NEW YORK – Researchers at the University of Washington have developed a machine-learning approach that could improve analysis of small-scale proteomic datasets.
The method, detailed in a paper published this month in the Journal of Proteome Research, could prove useful for emerging applications like single-cell proteomics where researchers are often working with small numbers of high-quality peptide identifications, said William Noble, professor of genome sciences and computer science at UW and senior author on the study.
Noble is one of the developers of the proteomics software tool Percolator, which uses semi-supervised machine learning to help improve the confidence of peptide identifications in a mass spec experiment, thereby boosting the number of peptides and proteins researchers are able to identify in a given sample.
The software is one of several tools that take this approach, with perhaps the other most popular being the PeptideProphet tool developed by researchers at the Institute for Systems Biology.
Both software packages use data from the datasets they are analyzing to develop models for assessing the quality of peptide identifications in those datasets. Such an approach works well in large datasets with substantial numbers of high-quality identifications, but it is less effective in smaller datasets where solid identifications could be sparser, Noble said.
"What Percolator really needs is a significant number of high-quality, real identifications that it can pick out easily at the beginning and leverage to sort of bootstrap a model based on those, and the find additional [identifications] that are of sort of intermediate quality," he said.
A small dataset presents two potential problems, he said. In the first case, there might simply not be enough spectra period for the software to bootstrap a model. Second, even if there are enough spectra, they might be too noisy without enough high-quality identifications to provide material for modeling off of.
Noble highlighted single-cell proteomics, which has recently become a growing area of interest within the field, as a space were these problems often apply.
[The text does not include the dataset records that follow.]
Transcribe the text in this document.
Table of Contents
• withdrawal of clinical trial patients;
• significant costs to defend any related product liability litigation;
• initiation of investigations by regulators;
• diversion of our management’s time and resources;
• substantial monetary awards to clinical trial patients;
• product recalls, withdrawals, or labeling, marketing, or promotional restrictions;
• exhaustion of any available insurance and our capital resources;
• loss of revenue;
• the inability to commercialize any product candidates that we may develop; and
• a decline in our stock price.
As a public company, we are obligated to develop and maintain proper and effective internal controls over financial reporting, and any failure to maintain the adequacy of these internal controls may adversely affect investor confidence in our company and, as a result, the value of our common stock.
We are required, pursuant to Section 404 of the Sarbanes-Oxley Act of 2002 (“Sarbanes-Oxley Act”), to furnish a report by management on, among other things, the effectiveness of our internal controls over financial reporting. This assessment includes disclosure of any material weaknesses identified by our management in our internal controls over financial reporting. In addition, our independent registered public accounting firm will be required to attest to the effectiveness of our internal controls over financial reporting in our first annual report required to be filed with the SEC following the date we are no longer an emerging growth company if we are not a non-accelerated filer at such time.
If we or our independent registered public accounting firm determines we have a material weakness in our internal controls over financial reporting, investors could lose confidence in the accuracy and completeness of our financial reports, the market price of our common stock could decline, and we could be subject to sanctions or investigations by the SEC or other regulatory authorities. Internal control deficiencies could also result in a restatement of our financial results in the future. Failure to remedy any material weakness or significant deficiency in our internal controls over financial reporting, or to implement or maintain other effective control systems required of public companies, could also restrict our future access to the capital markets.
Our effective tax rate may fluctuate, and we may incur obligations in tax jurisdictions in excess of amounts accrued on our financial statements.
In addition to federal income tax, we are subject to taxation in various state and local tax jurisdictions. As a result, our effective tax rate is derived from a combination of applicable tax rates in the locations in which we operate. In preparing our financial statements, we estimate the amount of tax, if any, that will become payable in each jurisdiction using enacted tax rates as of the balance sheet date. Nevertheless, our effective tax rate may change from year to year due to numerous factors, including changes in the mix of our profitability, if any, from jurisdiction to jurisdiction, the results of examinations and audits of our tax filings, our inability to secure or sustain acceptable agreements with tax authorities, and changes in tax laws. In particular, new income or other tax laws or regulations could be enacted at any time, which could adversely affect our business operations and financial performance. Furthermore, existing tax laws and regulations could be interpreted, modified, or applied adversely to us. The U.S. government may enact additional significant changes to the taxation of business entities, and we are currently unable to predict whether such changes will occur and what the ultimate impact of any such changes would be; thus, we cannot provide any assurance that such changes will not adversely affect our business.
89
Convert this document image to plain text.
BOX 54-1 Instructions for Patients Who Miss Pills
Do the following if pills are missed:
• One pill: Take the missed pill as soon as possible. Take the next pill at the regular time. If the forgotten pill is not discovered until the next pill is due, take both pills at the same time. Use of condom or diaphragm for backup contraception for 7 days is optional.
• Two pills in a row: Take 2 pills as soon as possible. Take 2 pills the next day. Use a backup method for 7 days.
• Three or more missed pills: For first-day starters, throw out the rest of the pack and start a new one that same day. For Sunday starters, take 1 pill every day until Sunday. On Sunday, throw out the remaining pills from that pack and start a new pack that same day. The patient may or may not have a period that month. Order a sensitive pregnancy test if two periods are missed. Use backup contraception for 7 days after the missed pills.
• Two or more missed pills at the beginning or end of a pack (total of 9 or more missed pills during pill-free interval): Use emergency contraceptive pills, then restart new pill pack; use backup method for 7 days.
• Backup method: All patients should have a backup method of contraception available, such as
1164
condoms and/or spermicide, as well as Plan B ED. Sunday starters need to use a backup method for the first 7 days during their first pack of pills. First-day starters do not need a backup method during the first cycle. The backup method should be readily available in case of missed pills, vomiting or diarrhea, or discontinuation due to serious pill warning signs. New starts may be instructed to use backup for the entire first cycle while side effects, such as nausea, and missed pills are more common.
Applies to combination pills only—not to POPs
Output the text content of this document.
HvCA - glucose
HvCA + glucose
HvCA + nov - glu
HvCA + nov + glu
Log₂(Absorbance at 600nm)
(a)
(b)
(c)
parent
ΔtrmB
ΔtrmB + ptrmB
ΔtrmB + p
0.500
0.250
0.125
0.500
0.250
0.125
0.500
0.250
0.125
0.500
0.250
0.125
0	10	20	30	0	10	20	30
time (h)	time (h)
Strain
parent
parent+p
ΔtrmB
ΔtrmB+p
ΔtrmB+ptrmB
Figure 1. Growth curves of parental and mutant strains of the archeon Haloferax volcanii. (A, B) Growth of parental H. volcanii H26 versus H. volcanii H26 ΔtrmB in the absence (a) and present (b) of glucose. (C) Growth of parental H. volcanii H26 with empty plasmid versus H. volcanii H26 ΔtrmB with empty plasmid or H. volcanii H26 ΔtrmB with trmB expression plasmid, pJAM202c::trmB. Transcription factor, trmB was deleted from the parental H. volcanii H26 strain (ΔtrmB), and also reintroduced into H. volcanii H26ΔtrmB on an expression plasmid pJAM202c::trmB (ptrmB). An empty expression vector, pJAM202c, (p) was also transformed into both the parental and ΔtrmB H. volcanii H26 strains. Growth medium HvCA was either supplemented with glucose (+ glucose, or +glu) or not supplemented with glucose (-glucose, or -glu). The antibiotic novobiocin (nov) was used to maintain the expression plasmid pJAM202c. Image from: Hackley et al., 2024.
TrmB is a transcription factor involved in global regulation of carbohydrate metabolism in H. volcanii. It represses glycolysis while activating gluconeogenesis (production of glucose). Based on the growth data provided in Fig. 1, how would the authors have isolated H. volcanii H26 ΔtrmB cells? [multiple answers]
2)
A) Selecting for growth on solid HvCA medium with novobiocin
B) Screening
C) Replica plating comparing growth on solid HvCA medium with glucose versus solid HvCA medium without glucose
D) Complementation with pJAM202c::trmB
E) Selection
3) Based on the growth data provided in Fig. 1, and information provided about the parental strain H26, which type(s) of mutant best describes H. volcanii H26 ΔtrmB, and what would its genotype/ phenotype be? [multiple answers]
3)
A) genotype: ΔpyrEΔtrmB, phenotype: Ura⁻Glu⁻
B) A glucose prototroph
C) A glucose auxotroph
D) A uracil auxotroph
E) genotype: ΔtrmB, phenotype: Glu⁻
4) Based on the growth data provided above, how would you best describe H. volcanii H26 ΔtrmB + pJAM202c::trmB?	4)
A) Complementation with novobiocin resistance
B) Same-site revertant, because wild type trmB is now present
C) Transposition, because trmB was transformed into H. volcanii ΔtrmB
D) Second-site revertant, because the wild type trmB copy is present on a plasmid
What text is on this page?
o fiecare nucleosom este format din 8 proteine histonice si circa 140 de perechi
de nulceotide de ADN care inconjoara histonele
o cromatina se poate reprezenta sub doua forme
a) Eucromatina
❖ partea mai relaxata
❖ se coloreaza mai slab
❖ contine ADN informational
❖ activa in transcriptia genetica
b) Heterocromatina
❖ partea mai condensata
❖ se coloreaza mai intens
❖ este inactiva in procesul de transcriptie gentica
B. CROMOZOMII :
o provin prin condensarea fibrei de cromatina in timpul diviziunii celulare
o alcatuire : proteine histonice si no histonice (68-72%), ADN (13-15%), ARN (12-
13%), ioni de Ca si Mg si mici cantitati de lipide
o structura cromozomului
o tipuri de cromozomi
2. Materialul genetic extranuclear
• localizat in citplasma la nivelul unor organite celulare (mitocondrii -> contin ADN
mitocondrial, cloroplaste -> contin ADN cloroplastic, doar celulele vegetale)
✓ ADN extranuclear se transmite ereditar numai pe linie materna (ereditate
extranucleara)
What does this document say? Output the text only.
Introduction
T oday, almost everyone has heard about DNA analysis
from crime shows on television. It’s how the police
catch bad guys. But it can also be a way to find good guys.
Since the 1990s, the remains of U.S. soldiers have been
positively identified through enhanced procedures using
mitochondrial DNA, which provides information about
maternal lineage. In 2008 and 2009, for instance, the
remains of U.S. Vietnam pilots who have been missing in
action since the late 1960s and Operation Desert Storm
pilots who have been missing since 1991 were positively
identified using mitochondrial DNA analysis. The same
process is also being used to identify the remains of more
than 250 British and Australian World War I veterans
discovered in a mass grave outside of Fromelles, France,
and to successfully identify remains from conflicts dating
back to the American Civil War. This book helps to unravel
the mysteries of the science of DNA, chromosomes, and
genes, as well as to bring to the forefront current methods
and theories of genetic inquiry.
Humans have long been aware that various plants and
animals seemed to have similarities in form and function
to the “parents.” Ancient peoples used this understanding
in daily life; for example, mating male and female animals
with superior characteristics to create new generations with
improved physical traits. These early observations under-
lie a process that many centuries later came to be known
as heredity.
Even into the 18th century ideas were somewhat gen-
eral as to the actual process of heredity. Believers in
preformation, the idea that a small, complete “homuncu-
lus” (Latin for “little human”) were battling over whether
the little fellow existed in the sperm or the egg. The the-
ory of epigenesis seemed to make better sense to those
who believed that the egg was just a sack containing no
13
Single-cell efforts "don't tend to be huge experiments, and then even when they do have lots of spectra, they are pretty noisy spectra," he said.
The emergence of single-cell work along with other types of proteomics experiments like cross-linking mass spec where limited or noisy data is also an issue led Noble and his colleagues to look at how they might improve Percolator's performance in this area, he said.
To address the problem they developed a static modeling approach in which rather than training a model on the dataset being analyzed, the tool trains on a larger dataset to generate a model that can then be applied to the smaller experiment.
In the JPR study, Noble used the static modeling approach to analyze mass spec data from histone gel band experiments and from single-cell data generated using the Single-cell proteomics by mass spectrometry (SCoPE-MS) approach. In the former case, the shift to the static modeling methods boosted peptide identifications in 52 of 72 datasets analyzed, with some experiments seeing a rise in IDs of as much as 22 percent. In the single-cell data, the researchers found that static modeling increased peptide IDs in 58 of 65 experiments while also improving the consistency with which peptides were measured across experiments — a key consideration for comparing protein expression across samples.
Noble said his lab is using the approach for its work in crosslinking mass spec applications, which he noted was the original inspiration for the project.
"That was what initially led us to this application," he said, adding that his lab was currently putting together a paper demonstrating the use of the method for crosslinking experiments.
"There may be other people out there with other applications, as well," Noble said. "That is why we wanted to make it available, to let people try it out."